Die Bundesregierung sieht erhebliche verfassungsrechtliche Risiken bei einem Gesetzentwurf aus Hessen. Dieser soll die öffentliche Leugnung des Existenzrechts Israels unter Strafe stellen.

Die Bundesregierung lehnt einen Gesetzentwurf aus Hessen ab, mit dem die öffentliche Leugnung des Existenzrechts Israels unter Strafe gestellt werden soll. Nach einem Kabinettsbeschluss, das der Frankfurter Rundschau vorliegt, sieht die Bundesregierung bei der vorgeschlagenen Regelung erhebliche verfassungsrechtliche Risiken.
Zwar teile die Bundesregierung die Auffassung, dass Deutschland eine besondere Verantwortung im Kampf gegen Antisemitismus und für den Schutz jüdischen Lebens trage.
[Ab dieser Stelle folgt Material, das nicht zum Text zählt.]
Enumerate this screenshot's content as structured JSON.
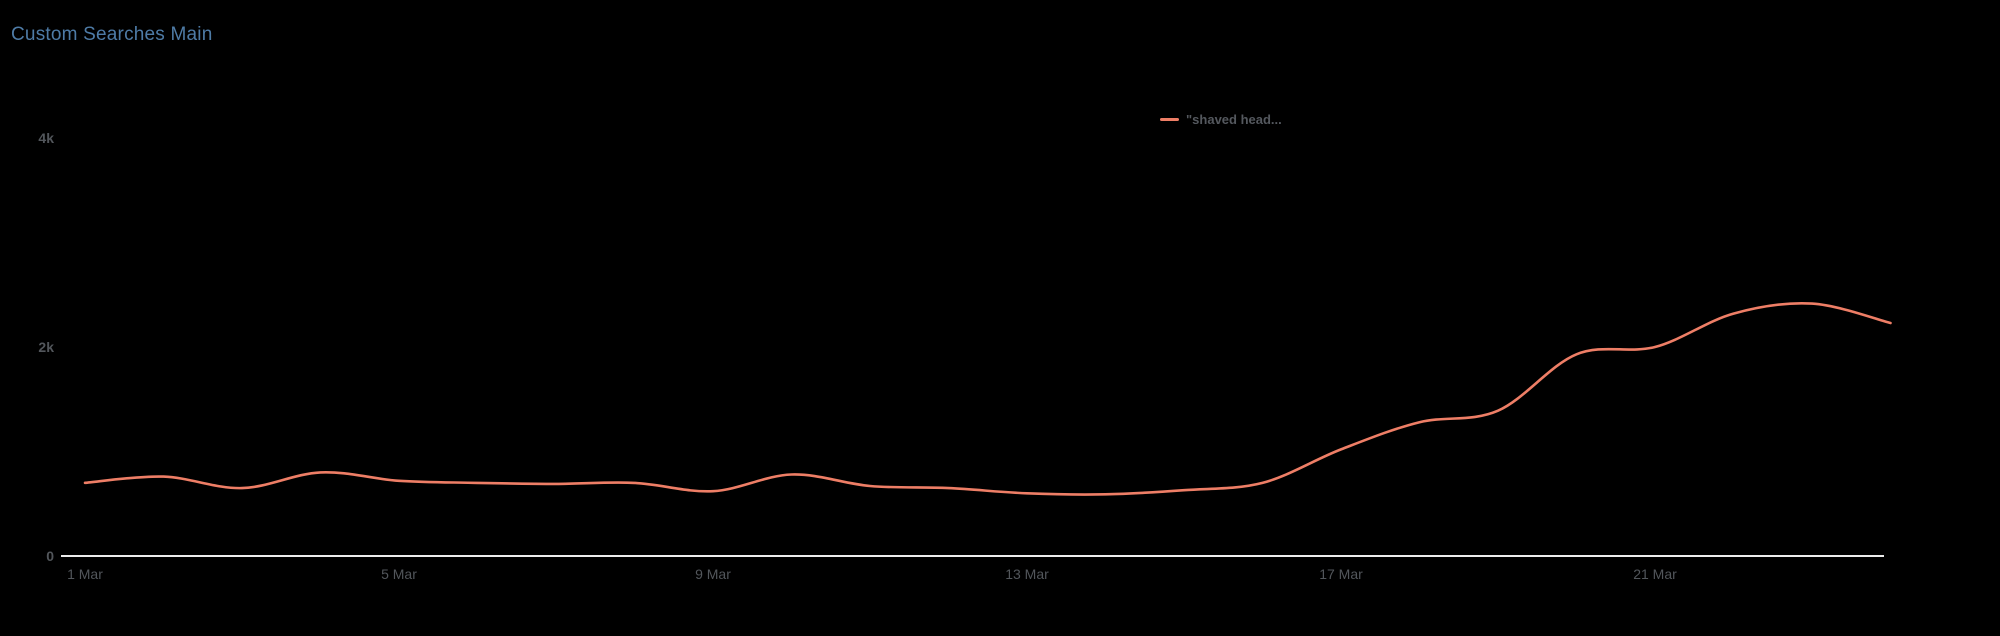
{
  "header": {
    "title": "Custom Searches Main",
    "title_color": "#4e7ba6"
  },
  "legend": {
    "items": [
      {
        "label": "\"shaved head...",
        "color": "#ee7e66"
      }
    ]
  },
  "axis": {
    "line_color": "#ececec",
    "tick_color": "#52565b"
  },
  "chart_data": {
    "type": "line",
    "title": "Custom Searches Main",
    "categories": [
      "1 Mar",
      "2 Mar",
      "3 Mar",
      "4 Mar",
      "5 Mar",
      "6 Mar",
      "7 Mar",
      "8 Mar",
      "9 Mar",
      "10 Mar",
      "11 Mar",
      "12 Mar",
      "13 Mar",
      "14 Mar",
      "15 Mar",
      "16 Mar",
      "17 Mar",
      "18 Mar",
      "19 Mar",
      "20 Mar",
      "21 Mar",
      "22 Mar",
      "23 Mar",
      "24 Mar"
    ],
    "series": [
      {
        "name": "\"shaved head...",
        "color": "#ee7e66",
        "values": [
          700,
          760,
          650,
          800,
          720,
          700,
          690,
          700,
          620,
          780,
          670,
          650,
          600,
          590,
          630,
          700,
          1020,
          1280,
          1390,
          1930,
          2000,
          2320,
          2415,
          2230
        ]
      }
    ],
    "xlabel": "",
    "ylabel": "",
    "ylim": [
      0,
      4000
    ],
    "y_ticks": [
      {
        "value": 0,
        "label": "0"
      },
      {
        "value": 2000,
        "label": "2k"
      },
      {
        "value": 4000,
        "label": "4k"
      }
    ],
    "x_ticks": [
      "1 Mar",
      "5 Mar",
      "9 Mar",
      "13 Mar",
      "17 Mar",
      "21 Mar"
    ],
    "grid": "off",
    "legend_position": "top-center"
  }
}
Der vorgelegte Entwurf könne jedoch mit dem Grundgesetz kollidieren. Zudem müsse bei einer weiteren Prüfung berücksichtigt werden, dass entsprechende Äußerungen bereits heute in vielen Fällen strafbar sein könnten, etwa als Volksverhetzung oder als Aufforderung zu Straftaten.
Die hessische Landesregierung hatte den Gesetzentwurf Anfang Mai in den Bundesrat eingebracht. Vorgesehen ist eine Änderung des Paragrafen 130 des Strafgesetzbuches. Demnach könnte die öffentliche oder bei Versammlungen geäußerte Leugnung des Existenzrechts Israels künftig mit einer Geldstrafe oder einer Freiheitsstrafe von bis zu fünf Jahren geahndet werden.
Der Bundesrat hatte dem Vorstoß im Juli zugestimmt. Nun muss sich auch der Bundestag mit der Initiative befassen. Mit der ablehnenden Haltung der Bundesregierung dürften die Aussichten auf eine Umsetzung jedoch deutlich gesunken sein.
Kritik an dem Gesetzentwurf hatte es bereits von Juristen und Wissenschaftlern gegeben. Der Wissenschaftliche Dienst des Bundestages war zu der Einschätzung gekommen, dass die Regelung gegen das Grundrecht auf Meinungsfreiheit verstoßen könnte. Auch rund 130 Fachleute aus der Nahost- und Antisemitismusforschung hatten den Vorstoß kritisiert.
Hessens Justizminister Christian Heinz (CDU) verteidigte den Entwurf dagegen als „ausgewogen und verfassungskonform“. Die Bundesregierung solle den Willen der Länder ernst nehmen und ihren Teil dazu beitragen, jüdisches Leben in Deutschland besser zu schützen, sagte er.